Grande parte deste estigma assenta em preconceitos enraizados. Esta medicação da classe dos opióides é frequentemente associada ao fim-de-vida, levando muitos doentes e famílias a interpretarem a sua prescrição e administração como um “último recurso”. Outros receios prendem-se com efeitos secundários, como sonolência ou obstipação, e, principalmente, com o medo de dependência. Acresce ainda a influência das narrativas vindas de outros países, marcados por crises relacionadas com o abuso de opióides, que reforçam a ideia de perigo em torno deste fármaco.
Na prática clínica, estes receios não se limitam aos cuidados paliativos. A morfina é útil em múltiplos contextos: dor pós-operatória, crises de dispneia (falta de ar), dor oncológica e até em situações de dor crónica incapacitante.
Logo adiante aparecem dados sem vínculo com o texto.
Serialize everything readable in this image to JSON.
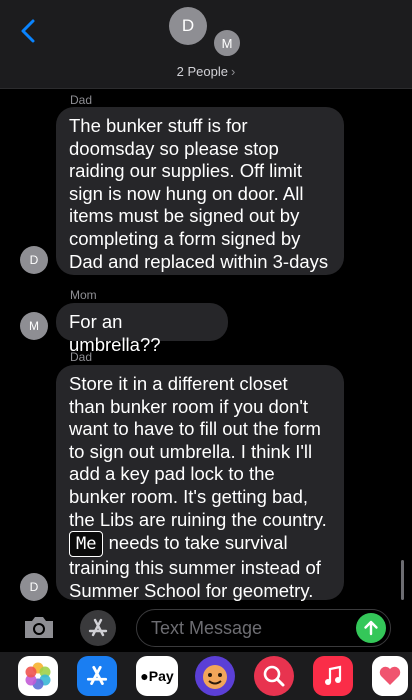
{
  "header": {
    "avatar_primary": "D",
    "avatar_secondary": "M",
    "people_label": "2 People",
    "chevron": "›"
  },
  "messages": [
    {
      "sender": "Dad",
      "avatar": "D",
      "lines": [
        "The bunker stuff is for",
        "doomsday so please stop",
        "raiding our supplies.  Off limit",
        "sign is now hung on door.  All",
        "items must be signed out by",
        "completing a form signed by",
        "Dad and replaced within 3-days"
      ]
    },
    {
      "sender": "Mom",
      "avatar": "M",
      "lines": [
        "For an umbrella??"
      ]
    },
    {
      "sender": "Dad",
      "avatar": "D",
      "lines": [
        "Store it in a different closet",
        "than bunker room if you don't",
        "want to have to fill out the form",
        "to sign out umbrella.  I think I'll",
        "add a key pad lock to the",
        "bunker room.  It's getting bad,",
        "the Libs are ruining the country."
      ],
      "redacted_label": "Me",
      "after_redaction": " needs to take survival",
      "tail_lines": [
        "training this summer instead of",
        "Summer School for geometry."
      ]
    }
  ],
  "composer": {
    "placeholder": "Text Message",
    "camera_icon": "camera-icon",
    "apps_icon": "app-store-icon",
    "send_icon": "arrow-up-icon"
  },
  "app_drawer": {
    "apple_pay_label": "Pay",
    "apps": [
      "photos",
      "app-store",
      "apple-pay",
      "memoji",
      "search-images",
      "music",
      "digital-touch"
    ]
  },
  "colors": {
    "bubble": "#262629",
    "send": "#34c759",
    "ios_blue": "#0a84ff"
  }
}
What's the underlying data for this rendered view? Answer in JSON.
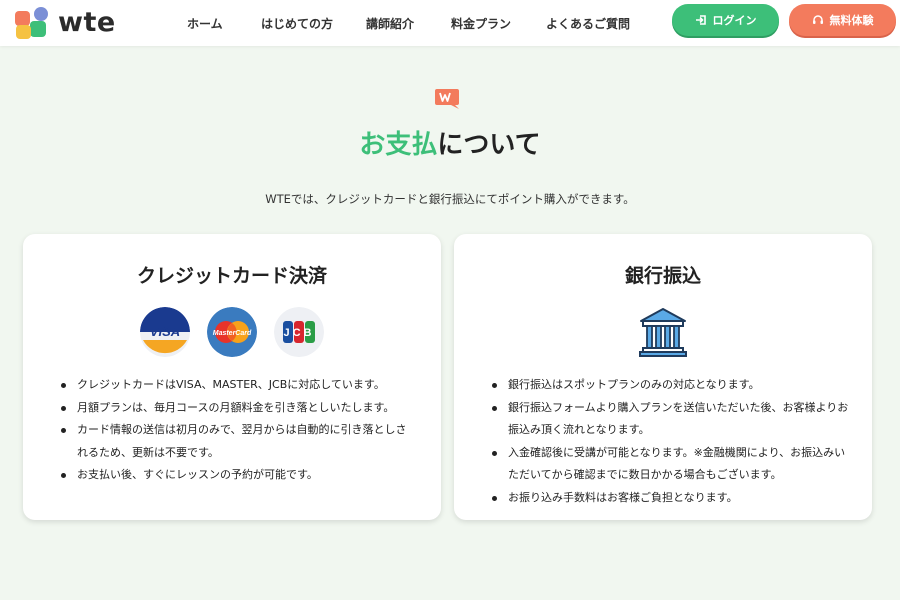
{
  "header": {
    "logo_text": "wte",
    "nav": [
      {
        "label": "ホーム"
      },
      {
        "label": "はじめての方"
      },
      {
        "label": "講師紹介"
      },
      {
        "label": "料金プラン"
      },
      {
        "label": "よくあるご質問"
      }
    ],
    "login_label": "ログイン",
    "trial_label": "無料体験",
    "colors": {
      "login": "#3dbf79",
      "trial": "#f37b5d"
    }
  },
  "hero": {
    "badge_icon": "w-speech-bubble-icon",
    "title_accent": "お支払",
    "title_rest": "について",
    "subtitle": "WTEでは、クレジットカードと銀行振込にてポイント購入ができます。"
  },
  "credit": {
    "title": "クレジットカード決済",
    "logos": [
      {
        "name": "visa",
        "label": "VISA"
      },
      {
        "name": "mastercard",
        "label": "MasterCard"
      },
      {
        "name": "jcb",
        "label": "JCB"
      }
    ],
    "items": [
      "クレジットカードはVISA、MASTER、JCBに対応しています。",
      "月額プランは、毎月コースの月額料金を引き落としいたします。",
      "カード情報の送信は初月のみで、翌月からは自動的に引き落としされるため、更新は不要です。",
      "お支払い後、すぐにレッスンの予約が可能です。"
    ]
  },
  "bank": {
    "title": "銀行振込",
    "icon": "bank-building-icon",
    "items": [
      "銀行振込はスポットプランのみの対応となります。",
      "銀行振込フォームより購入プランを送信いただいた後、お客様よりお振込み頂く流れとなります。",
      "入金確認後に受講が可能となります。※金融機関により、お振込みいただいてから確認までに数日かかる場合もございます。",
      "お振り込み手数料はお客様ご負担となります。"
    ]
  }
}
Quando usada de forma adequada e sob vigilância, não acelera a morte nem gera dependência, mas devolve dignidade, autonomia e qualidade de vida.
A persistência destes mitos leva a hesitação entre doentes, famílias e até profissionais de saúde. Combater este estigma exige informação clara e uma abordagem multidisciplinar que valorize o alívio do sofrimento em todas as suas dimensões. Mais do que um símbolo de fim-de-vida, a morfina deve ser reconhecida como uma ferramenta terapêutica transversal e indispensável.